Yesterday was a fairly frustrating day, development-wise, for various reasons. For me, personally, it was spent wrestling with the problem of working out a system for taking people’s money.
One of the goals of the Flatland project was to monetise a game, to some degree. We certainly don’t expect to make any kind of profit on it, and we still want to make it available to those who can’t or won’t pay, but monetisation is something we’ll definitely need to do in the future, so it’s something we want to learn about now. Unfortunately, sometimes learning hurts.
We have a few specific desires in terms of how we want to monetise Flatland. One is that we really wanted to do a “pay what you want” pricing scheme. We’re big fans of other developers and bundles that have done this, and we think it’s ideal for small-scale game development. Those who can’t afford much (or are just stingy) can pay a little, while those who feel like being more supportive don’t have their generosity limited by an arbitrary price point.
Another thing we wanted, if at all possible, was to avoid using Paypal. Yes, it is a popular platform, but I’ve heard enough horror stories about them lately (mostly about them cutting off access to people’s money) that I wanted to steer well clear. We considered Google Checkout as an alternative, but they don’t allow “pay what you want”, so we decided to go with Paymate, assuming we could make it work.
Now, I’ve since discovered that Paymate has its issues – their fees are high, and customer service is difficult to access. But they allow us to do “pay what you want”, and they’re based in Melbourne, so at least they fall under Australian jurisdiction if we have any trouble with them.
Our setup seemed straight-forward. We want to give the basic version of the game away for nothing, and then allow anyone who likes it to pay whatever amount they desire. As an incentive for this, we will send them a Special Edition of the game, with a couple of fun extras.
So – we could link them to the payment page, no problem, and have it so they could enter their chosen payment amount. But how to send them the link to the download page? At first I was just going to bite the bullet and do it manually, but Paul pointed out that this wouldn’t work if the game became even remotely popular – all our time would be spent responding to payments.
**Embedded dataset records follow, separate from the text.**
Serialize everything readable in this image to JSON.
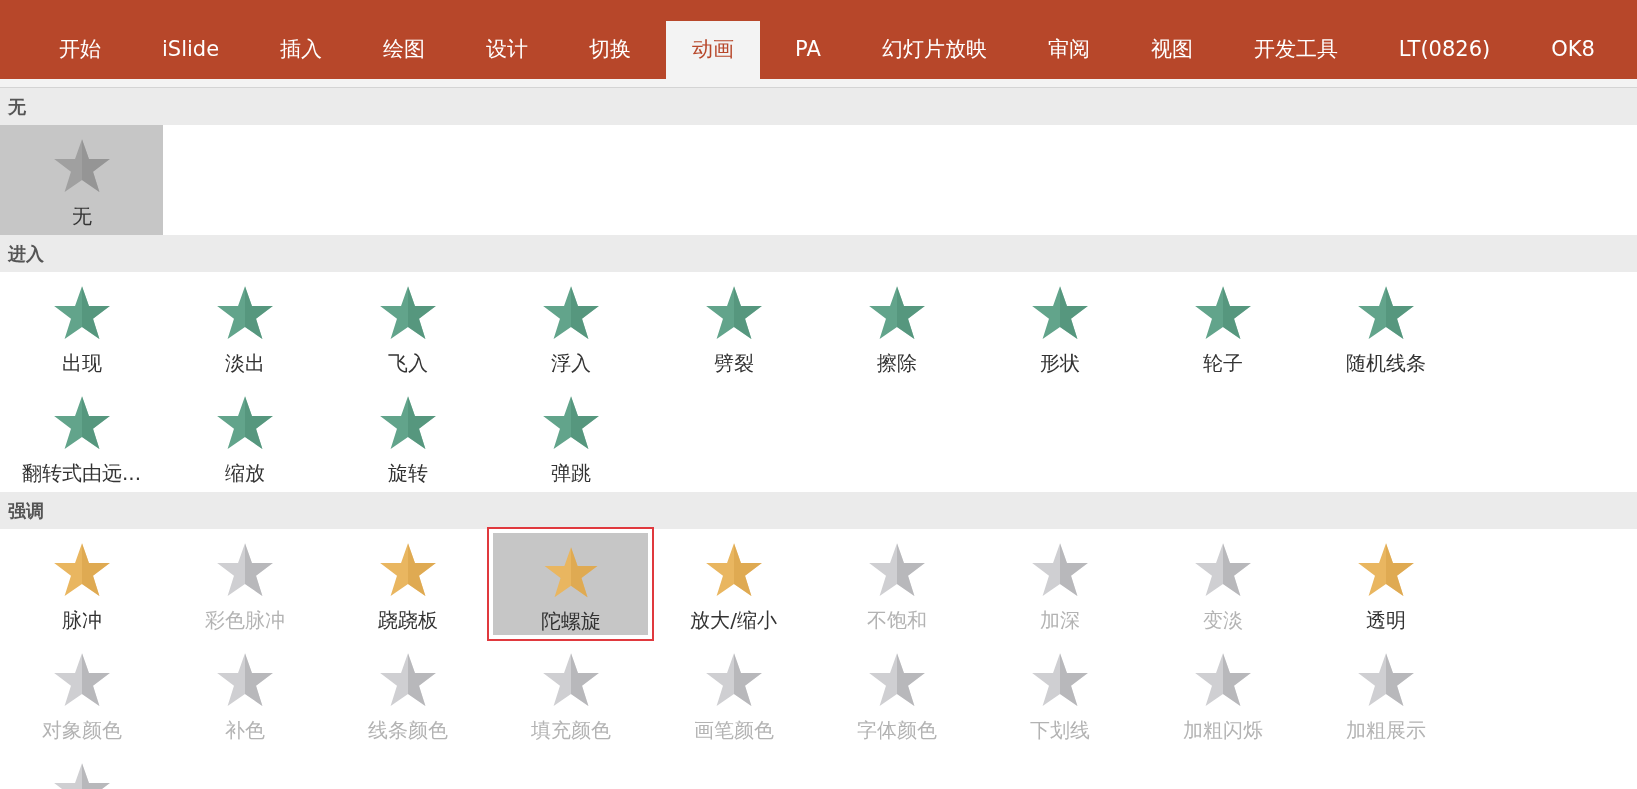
{
  "tabs": [
    {
      "label": "开始",
      "selected": false
    },
    {
      "label": "iSlide",
      "selected": false
    },
    {
      "label": "插入",
      "selected": false
    },
    {
      "label": "绘图",
      "selected": false
    },
    {
      "label": "设计",
      "selected": false
    },
    {
      "label": "切换",
      "selected": false
    },
    {
      "label": "动画",
      "selected": true
    },
    {
      "label": "PA",
      "selected": false
    },
    {
      "label": "幻灯片放映",
      "selected": false
    },
    {
      "label": "审阅",
      "selected": false
    },
    {
      "label": "视图",
      "selected": false
    },
    {
      "label": "开发工具",
      "selected": false
    },
    {
      "label": "LT(0826)",
      "selected": false
    },
    {
      "label": "OK8",
      "selected": false
    }
  ],
  "sections": [
    {
      "kind": "none",
      "title": "无",
      "items": [
        {
          "label": "无",
          "selected": true,
          "hovered": false,
          "disabled": false
        }
      ]
    },
    {
      "kind": "entrance",
      "title": "进入",
      "items": [
        {
          "label": "出现",
          "selected": false,
          "hovered": false,
          "disabled": false
        },
        {
          "label": "淡出",
          "selected": false,
          "hovered": false,
          "disabled": false
        },
        {
          "label": "飞入",
          "selected": false,
          "hovered": false,
          "disabled": false
        },
        {
          "label": "浮入",
          "selected": false,
          "hovered": false,
          "disabled": false
        },
        {
          "label": "劈裂",
          "selected": false,
          "hovered": false,
          "disabled": false
        },
        {
          "label": "擦除",
          "selected": false,
          "hovered": false,
          "disabled": false
        },
        {
          "label": "形状",
          "selected": false,
          "hovered": false,
          "disabled": false
        },
        {
          "label": "轮子",
          "selected": false,
          "hovered": false,
          "disabled": false
        },
        {
          "label": "随机线条",
          "selected": false,
          "hovered": false,
          "disabled": false
        },
        {
          "label": "翻转式由远...",
          "selected": false,
          "hovered": false,
          "disabled": false
        },
        {
          "label": "缩放",
          "selected": false,
          "hovered": false,
          "disabled": false
        },
        {
          "label": "旋转",
          "selected": false,
          "hovered": false,
          "disabled": false
        },
        {
          "label": "弹跳",
          "selected": false,
          "hovered": false,
          "disabled": false
        }
      ]
    },
    {
      "kind": "emphasis",
      "title": "强调",
      "items": [
        {
          "label": "脉冲",
          "selected": false,
          "hovered": false,
          "disabled": false
        },
        {
          "label": "彩色脉冲",
          "selected": false,
          "hovered": false,
          "disabled": true
        },
        {
          "label": "跷跷板",
          "selected": false,
          "hovered": false,
          "disabled": false
        },
        {
          "label": "陀螺旋",
          "selected": true,
          "hovered": true,
          "disabled": false
        },
        {
          "label": "放大/缩小",
          "selected": false,
          "hovered": false,
          "disabled": false
        },
        {
          "label": "不饱和",
          "selected": false,
          "hovered": false,
          "disabled": true
        },
        {
          "label": "加深",
          "selected": false,
          "hovered": false,
          "disabled": true
        },
        {
          "label": "变淡",
          "selected": false,
          "hovered": false,
          "disabled": true
        },
        {
          "label": "透明",
          "selected": false,
          "hovered": false,
          "disabled": false
        },
        {
          "label": "对象颜色",
          "selected": false,
          "hovered": false,
          "disabled": true
        },
        {
          "label": "补色",
          "selected": false,
          "hovered": false,
          "disabled": true
        },
        {
          "label": "线条颜色",
          "selected": false,
          "hovered": false,
          "disabled": true
        },
        {
          "label": "填充颜色",
          "selected": false,
          "hovered": false,
          "disabled": true
        },
        {
          "label": "画笔颜色",
          "selected": false,
          "hovered": false,
          "disabled": true
        },
        {
          "label": "字体颜色",
          "selected": false,
          "hovered": false,
          "disabled": true
        },
        {
          "label": "下划线",
          "selected": false,
          "hovered": false,
          "disabled": true
        },
        {
          "label": "加粗闪烁",
          "selected": false,
          "hovered": false,
          "disabled": true
        },
        {
          "label": "加粗展示",
          "selected": false,
          "hovered": false,
          "disabled": true
        },
        {
          "selected": false,
          "hovered": false,
          "disabled": true
        }
      ]
    }
  ]
}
Reluctantly, I had to agree.
Complex scripting was out, due to time constraints and my highly limited abilities. We did seek a plug-in that was compatible with Paymate, but the only one was going to cost $70, so we ruled that out.
My next plan was to do it all through some complex Google juggling. When a payment was made, an email would be sent to the Google Group (mailing list) that we’d set up for the purpose. I then found the “canned responses” tool in Google Labs, which would go to the directors, and another new email address that would auto-respond to each email by sending out the download URL.
The first problem was that the Group wouldn’t work. It took me a while to figure out that that was the break in the chain, but my test emails seemed to be simply disappearing into the ether. I tested our other Groups. Hmm, they all seemed to be down (later that evening, we’d all receive a barrage of test emails). Okay, I thought, so I’ll cut out the middle man, just have the receipt emails go through a single email account.
Except then I realised I’m an idiot – the receipt emails would be from Paymate, not the individual customers, and so all our response emails would go to them. Back to the drawing board.
Paymate aren’t a hell of a lot of help in this process – they have some limited help on their site, but if you want them to actually help you set anything up, they charge through the nose for it. Eventually, I discovered that I could change the behaviour of the Paymate form by adding various arguments to the link, and that there was one there for a “return URL”. In other words, I could get it to send the user back to a page on our site, after they’d confirmed payment.
There was a big warning that it wouldn’t work with all kinds of web pages, so I fully expected to be stumped again, and I held my breath as I clicked the link. But it worked, and I let out a big sigh of relief.
It’s not a perfect solution – it doesn’t email the link to anyone, so they won’t be able to retrieve it if they don’t bookmark the page. And yes, it’s a static page address, so it can easily be shared with people who haven’t paid. But piracy isn’t really a concern for us, and it’s a system that will work for now. For the next project, we’re going to spend a lot more time planning this aspect!